Critical exponents of O(N) models in fractional dimensions

TL;DR

This paper calculates critical exponents for O(N) models across fractional dimensions and various N values, completing the RG classification and connecting to the Mermin-Wagner theorem, with implications for large-N approximations.

Contribution

It provides a comprehensive RG-based calculation of critical exponents for O(N) models in fractional dimensions and for continuous N, extending the universality class classification.

Findings

Critical exponents computed for fractional dimensions between 2 and 4.

Established RG derivation of the Mermin-Wagner theorem in 2D.

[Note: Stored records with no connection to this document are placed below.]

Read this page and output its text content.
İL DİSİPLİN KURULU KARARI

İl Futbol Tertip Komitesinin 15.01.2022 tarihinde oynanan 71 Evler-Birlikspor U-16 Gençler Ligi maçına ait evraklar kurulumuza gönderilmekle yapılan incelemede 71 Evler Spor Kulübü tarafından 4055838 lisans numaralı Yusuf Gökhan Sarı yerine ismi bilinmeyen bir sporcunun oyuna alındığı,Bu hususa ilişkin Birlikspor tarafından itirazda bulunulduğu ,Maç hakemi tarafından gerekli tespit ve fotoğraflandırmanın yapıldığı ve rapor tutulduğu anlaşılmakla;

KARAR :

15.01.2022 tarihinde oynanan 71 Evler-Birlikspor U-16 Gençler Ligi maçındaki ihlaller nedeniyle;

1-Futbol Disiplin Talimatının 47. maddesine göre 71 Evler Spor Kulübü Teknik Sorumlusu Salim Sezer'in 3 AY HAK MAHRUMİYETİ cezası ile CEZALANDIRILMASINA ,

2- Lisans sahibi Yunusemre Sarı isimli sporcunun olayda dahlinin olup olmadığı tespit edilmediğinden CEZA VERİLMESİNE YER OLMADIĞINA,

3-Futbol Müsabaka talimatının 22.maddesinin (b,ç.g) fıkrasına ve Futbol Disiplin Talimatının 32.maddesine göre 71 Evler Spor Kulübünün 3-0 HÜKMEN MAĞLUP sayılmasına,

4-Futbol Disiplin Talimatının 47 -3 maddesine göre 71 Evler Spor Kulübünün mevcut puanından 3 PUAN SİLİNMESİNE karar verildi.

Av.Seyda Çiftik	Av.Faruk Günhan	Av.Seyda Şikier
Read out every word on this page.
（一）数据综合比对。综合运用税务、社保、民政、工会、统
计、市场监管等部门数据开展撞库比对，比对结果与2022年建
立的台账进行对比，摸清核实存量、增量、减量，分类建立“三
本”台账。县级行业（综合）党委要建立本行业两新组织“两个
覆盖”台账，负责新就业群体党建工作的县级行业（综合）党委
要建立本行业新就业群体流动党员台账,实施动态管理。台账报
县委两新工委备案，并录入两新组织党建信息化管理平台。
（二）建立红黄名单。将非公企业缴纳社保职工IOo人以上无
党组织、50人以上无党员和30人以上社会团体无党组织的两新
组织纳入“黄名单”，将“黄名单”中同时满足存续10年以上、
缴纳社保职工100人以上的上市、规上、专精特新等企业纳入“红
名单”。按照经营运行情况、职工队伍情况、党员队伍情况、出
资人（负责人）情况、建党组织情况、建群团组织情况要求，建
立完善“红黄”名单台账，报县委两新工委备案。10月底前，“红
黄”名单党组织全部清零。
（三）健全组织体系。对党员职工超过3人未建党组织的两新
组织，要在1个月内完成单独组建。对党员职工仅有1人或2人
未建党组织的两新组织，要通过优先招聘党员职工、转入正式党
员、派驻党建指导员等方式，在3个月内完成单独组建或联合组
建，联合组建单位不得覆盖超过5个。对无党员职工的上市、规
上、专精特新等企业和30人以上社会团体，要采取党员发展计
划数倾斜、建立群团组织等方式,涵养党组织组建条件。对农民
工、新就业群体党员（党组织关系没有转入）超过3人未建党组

Large-N exponents approach spherical model results, with N~100 as a validity threshold.

Abstract

We compute critical exponents of O(N) models in fractal dimensions between two and four, and for continuos values of the number of field components N, in this way completing the RG classification of universality classes for these models. In d=2 the N-dependence of the correlation length critical exponent gives us the last piece of information needed to establish a RG derivation of the Mermin-Wagner theorem. We also report critical exponents for multi-critical universality classes in the cases N>1 and N=0. Finally, in the large-N limit our critical exponents correctly approach those of the spherical model, allowing us to set N~100 as threshold for the quantitative validity of leading order large-N estimates.